Koopman Johannes Retemeyer wordt in 1800 eigenaar. Hij laat bij de volgende opknapbeurt de verbouwingen van Alida Johanna de Graeff grotendeels ongedaan maken. De stoep en ingangspartij worden weer
veranderd. De beelden van Neptunus en Mercurius verdwijnen en op de attiek worden zes vazen geplaatst.

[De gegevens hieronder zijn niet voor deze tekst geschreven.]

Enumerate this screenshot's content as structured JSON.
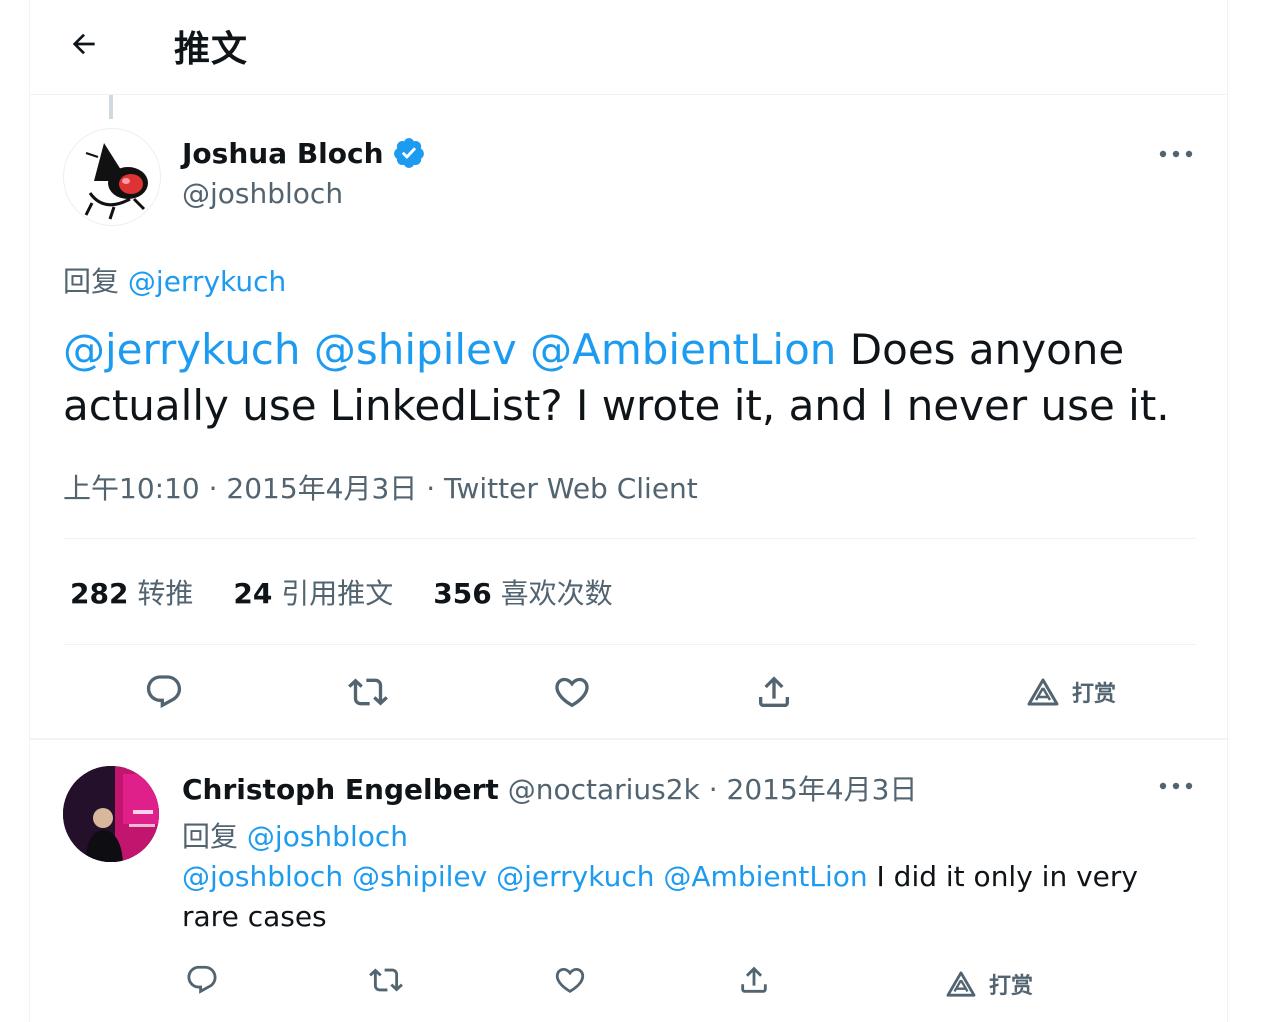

Daarnaast zijn de vensteromlijsting, snijraam, empire roedenverdeling en twee gevellantaarns aangebracht. Hij is waarschijnlijk ook verantwoordelijk voor het laten kaalhakken van het familiewapen
in de Franse tijd.
Tussen 1895 en 1921 is het pand van de Sint Willebrordusstichting en biedt het achtereenvolgens onderdak aan het Sint Ignatius College (een gymnasium) en een meubelzaak (Phoenix). De Sint Willebrordusstichting
laat de plafondschildering van Gerard de Lairesse in 1903 veilen bij Frederik Muller & Co en ze worden voor fl. 8300,- aangekocht door de Carnegie Stichting, die de doeken later plaatst in het
Vredespaleis in Den Haag, dat op moment van de aankoop nog gebouwd moest worden. Men ging er ten onrechte van uit dat het plafond, genaamd Triomf der Vrede, een allegorie op de Vrede van Münster
(1648) voorstelde.
De doeken werden hier in 1913 in de Ferdinand Bolzaal geplaatst. Deze zaal is vernoemd naar de grote wandschilderingen van Bol en die weer afkomstig waren uit een Utrechts grachtenpand.

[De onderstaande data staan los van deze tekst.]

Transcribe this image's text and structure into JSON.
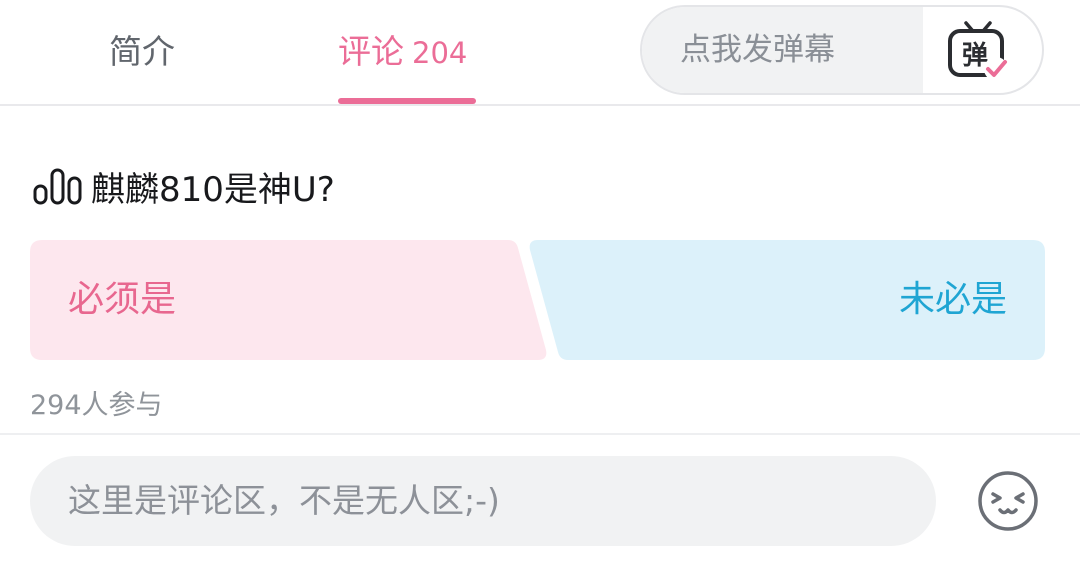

In 1917 werd aan de Herengracht 446 nog het borstbeeld van Andries de Graeff, een kopie van het beeld in het Rijksmuseum, geplaatst boven een deur in de hal.

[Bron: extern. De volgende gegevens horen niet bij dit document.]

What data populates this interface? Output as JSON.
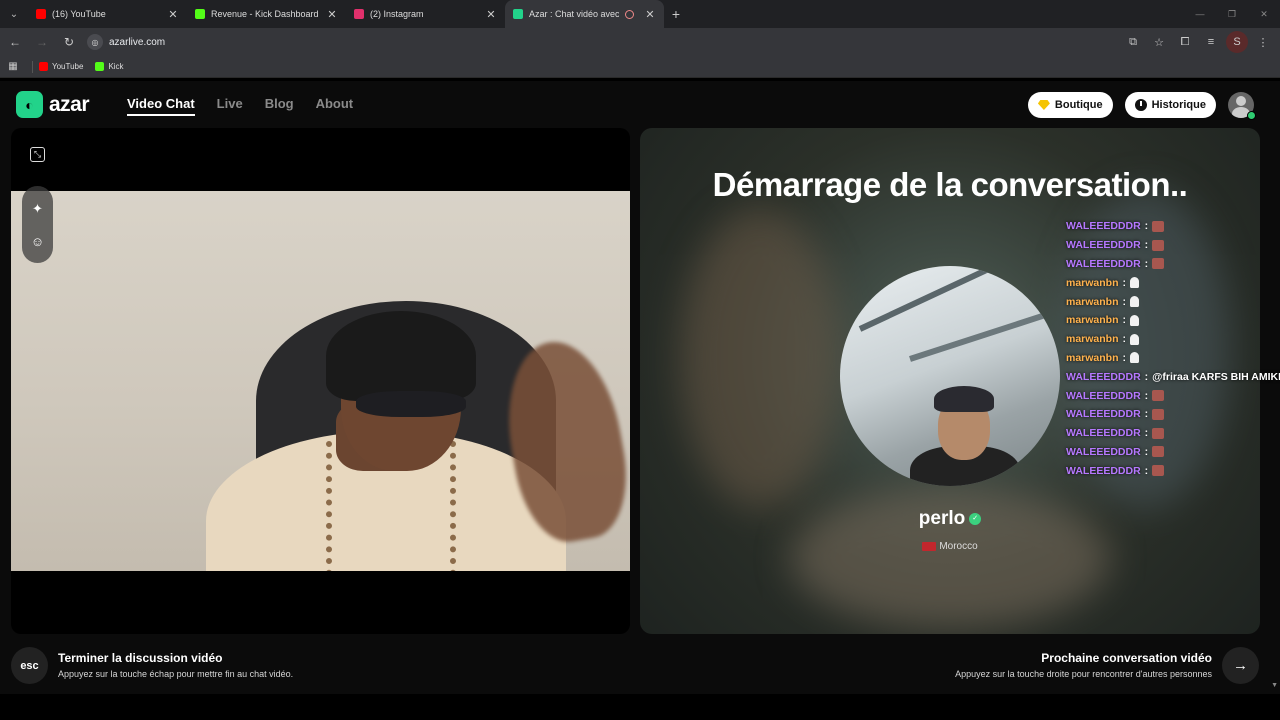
{
  "browser": {
    "tabs": [
      {
        "title": "(16) YouTube",
        "color": "#ff0000",
        "active": false
      },
      {
        "title": "Revenue - Kick Dashboard",
        "color": "#53fc18",
        "active": false
      },
      {
        "title": "(2) Instagram",
        "color": "#e1306c",
        "active": false
      },
      {
        "title": "Azar : Chat vidéo avec de n",
        "color": "#22d38a",
        "active": true
      }
    ],
    "url": "azarlive.com",
    "bookmarks": [
      {
        "label": "YouTube",
        "color": "#ff0000"
      },
      {
        "label": "Kick",
        "color": "#53fc18"
      }
    ],
    "profile_initial": "S"
  },
  "site": {
    "logo_text": "azar",
    "nav": [
      {
        "label": "Video Chat",
        "active": true
      },
      {
        "label": "Live",
        "active": false
      },
      {
        "label": "Blog",
        "active": false
      },
      {
        "label": "About",
        "active": false
      }
    ],
    "shop_label": "Boutique",
    "history_label": "Historique"
  },
  "match": {
    "status_title": "Démarrage de la conversation..",
    "peer_name": "perlo",
    "peer_country": "Morocco"
  },
  "chat": [
    {
      "user": "WALEEEDDDR",
      "msg": "",
      "kind": "emote",
      "color": "purple"
    },
    {
      "user": "WALEEEDDDR",
      "msg": "",
      "kind": "emote",
      "color": "purple"
    },
    {
      "user": "WALEEEDDDR",
      "msg": "",
      "kind": "emote",
      "color": "purple"
    },
    {
      "user": "marwanbn",
      "msg": "",
      "kind": "ghost",
      "color": "orange"
    },
    {
      "user": "marwanbn",
      "msg": "",
      "kind": "ghost",
      "color": "orange"
    },
    {
      "user": "marwanbn",
      "msg": "",
      "kind": "ghost",
      "color": "orange"
    },
    {
      "user": "marwanbn",
      "msg": "",
      "kind": "ghost",
      "color": "orange"
    },
    {
      "user": "marwanbn",
      "msg": "",
      "kind": "ghost",
      "color": "orange"
    },
    {
      "user": "WALEEEDDDR",
      "msg": "@friraa KARFS BIH AMIKHI",
      "kind": "text",
      "color": "purple"
    },
    {
      "user": "WALEEEDDDR",
      "msg": "",
      "kind": "emote",
      "color": "purple"
    },
    {
      "user": "WALEEEDDDR",
      "msg": "",
      "kind": "emote",
      "color": "purple"
    },
    {
      "user": "WALEEEDDDR",
      "msg": "",
      "kind": "emote",
      "color": "purple"
    },
    {
      "user": "WALEEEDDDR",
      "msg": "",
      "kind": "emote",
      "color": "purple"
    },
    {
      "user": "WALEEEDDDR",
      "msg": "",
      "kind": "emote",
      "color": "purple"
    }
  ],
  "footer": {
    "esc_key": "esc",
    "end_title": "Terminer la discussion vidéo",
    "end_sub": "Appuyez sur la touche échap pour mettre fin au chat vidéo.",
    "next_title": "Prochaine conversation vidéo",
    "next_sub": "Appuyez sur la touche droite pour rencontrer d'autres personnes"
  },
  "colors": {
    "brand": "#22d38a",
    "chat_purple": "#b678ff",
    "chat_orange": "#ffb24d"
  }
}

Vanaf 1921 staat het pand enkele jaren leeg en vervalt. Vijf jaar later koopt de Commanditaire Vennootschap Gebr.Teixeira de Mattos het pand. Nog een jaar later richt architect jhr.ir.G.C.Six het
pand in als kantoor. Bij deze verbouwing wordt het wapen van de oorspronkelijke bouwheer De Graeff weer in de lijst aangebracht.
De laatste honderd jaar bood het pand onderdak aan verschillende banken. Zij lieten in het souterrain een kluis bouwen, welke anno 2024 is verwijderd.
Bewoners
Opdrachtgever voor de bouw en eerste bewoner in 1672 is Andries de Graeff (1611-1678), de derde zoon van Jacob Dircksz de Graeff (1571-1638) en Aeltje Boelens Loen (1579-1620), groeide op in het
huis “In de Keysershoedt” aan de Lange Niezel 10. Hij is in 1646 gehuwd met zijn achternicht Elisabeth Bicker van Swieten (1623-1656), derde dochter van Cornelis Bicker van Swieten (1593-1654) en
Aertge (Aartje) Witsen (1599-1652). Zij krijgen vier kinderen: Cornelis de Graeff (1650-1678), Alida de Graeff (1651-1733), Arnoldina Andriesdochter de Graeff (1652-1703) en Jacob de Graeff.
Andries promoveerde in 1634 in Poitiers tot meester in de rechten en verwierf de titel ridder van het Heilige Roomse Rijk.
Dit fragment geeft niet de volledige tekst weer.